Marah: Tener y retener

Los hermanos Bielanko ese dia en el Bilborock (foto: Joaquín Mazariegos).

Viernes 30 de septiembre 2011, Bilbao, Bilborock, 22 h, entrada libre.

El Festival Bilbao Jet Lag Bio, de promoción inconcreta y objetivos incógnitos, montó el viernes un bolo gratuito de los neoyorquinos Marah, muy queridos por los lares vascongados. Sorpresivamente, el Bilborock no se reventó. Mejor: más cómodos estuvimos los fieles. Los Marah de nuestros amores, que arrancaron en el Basque Country su gira española, arribaron coliderados por los reconciliados hermanos Bielanko, de Filadelfia: el sudoroso e intenso David, presuntamente de nuevo enganchado al alcohol, y su hermano Serge, más gordo y atado a las responsabilidades familiares. El encuentro tuvo cuatro grandes pegas: al quinteto le faltaba la tercera guitarra híper épica, la sección de ritmo parecía poco implicada, el sonido fue malísimo (no se colegía la voz, el bajo se imponía mate…) y, para más inri, tras un clímax absoluto, David paró el bolo para salir a fumar. Lo nunca visto, oigan.

Con mal sonido, una banda completada por mercenarios y un ‘clímax interruptus’, un concierto debería fracasar, ¿verdad? No obstante, Marah triunfaron y casi nos hicieron llorar de emoción. «El que tuvo retuvo», dijo al acabar el pinchadiscos Titi. En 103 minutos, contando los ocho de interrupción por su adicción tabaquera, Marah, perjudicados por un sonido impresentable, fueron de menos a más y se hartaron de romper corazones mientras bebían cervezas San Miguel y Estrella (y en el bis vino Campo Viejo). Siete disparos tuvo la primera andanada: el rock and roll urbano springsteeniano perdió pegada por la mesnada mercenaria, el hermano Serge levantó la alegría céltica en ‘Sooner Or Later’ y la esencia pretérica rebosó en dos números acústicos, el primero con el trío más genuino, o sea los hermanos y la teclista Christine Smith en ‘City Of Dreams’, y el segundo con los cinco músicos sin enchufe en la festiva y a lo Elliott Murphy ‘Walt Whitman Bridge’.

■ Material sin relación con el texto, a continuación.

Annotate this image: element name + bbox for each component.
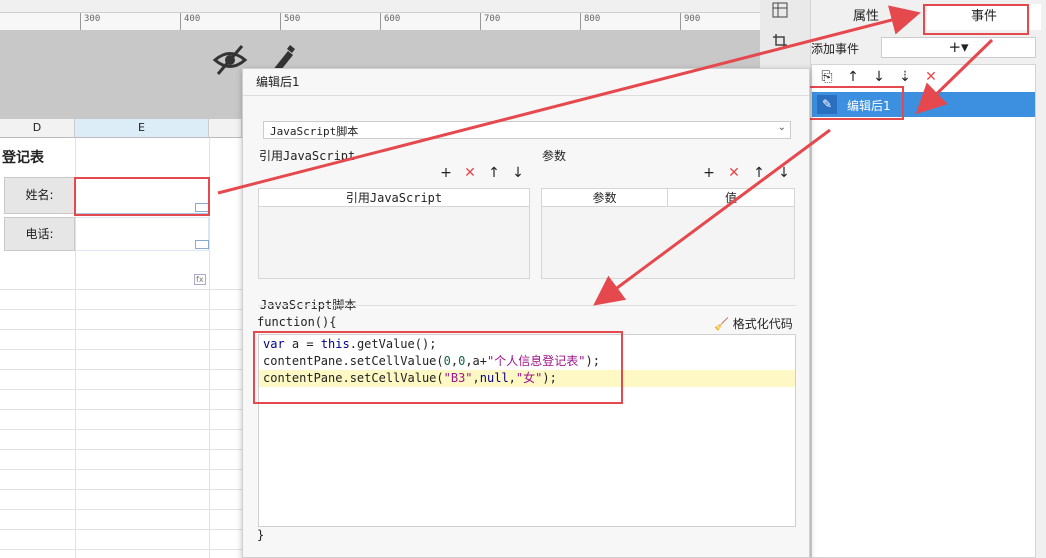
arrow-to-event-item bbox=[915, 38, 994, 115]
arrow-to-events-tab bbox=[217, 5, 921, 195]
arrow-to-code bbox=[593, 128, 831, 306]
annotation-arrows bbox=[217, 5, 994, 306]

De seguido a ésta sonó ‘The Dishwasher Dream’ y se montó parda: Serge sopló la armónica entre la peña a hombros de un fan, después la sopló a pie mientras compartía el katxi con un espectador y las parejas se besaban. Pero, lo nunca visto, ya se ha dicho, terminaron la canción y en pleno clímax se largaron a fumar. ¡Qué frialdad! Menos mal que en la segunda parte los Bielanko rocanrolearon con el alma que les supura y los dientes apretados. Cupieron ocho temas más: en el bis, el soul ‘Love Train’ de los O’Jays, pero antes Serge implantó su actitud cerebral (el medio tiempo ‘The Apartment’, a lo Steve Earle), empapado bajo su gorro de nieve David se extasió como Graham Parker en ‘The Closer’, y entre birras y arreglos a lo Wilco los adorados Marah nos dejaron otra vez felices, pensando en lo que pudo ser y no fue.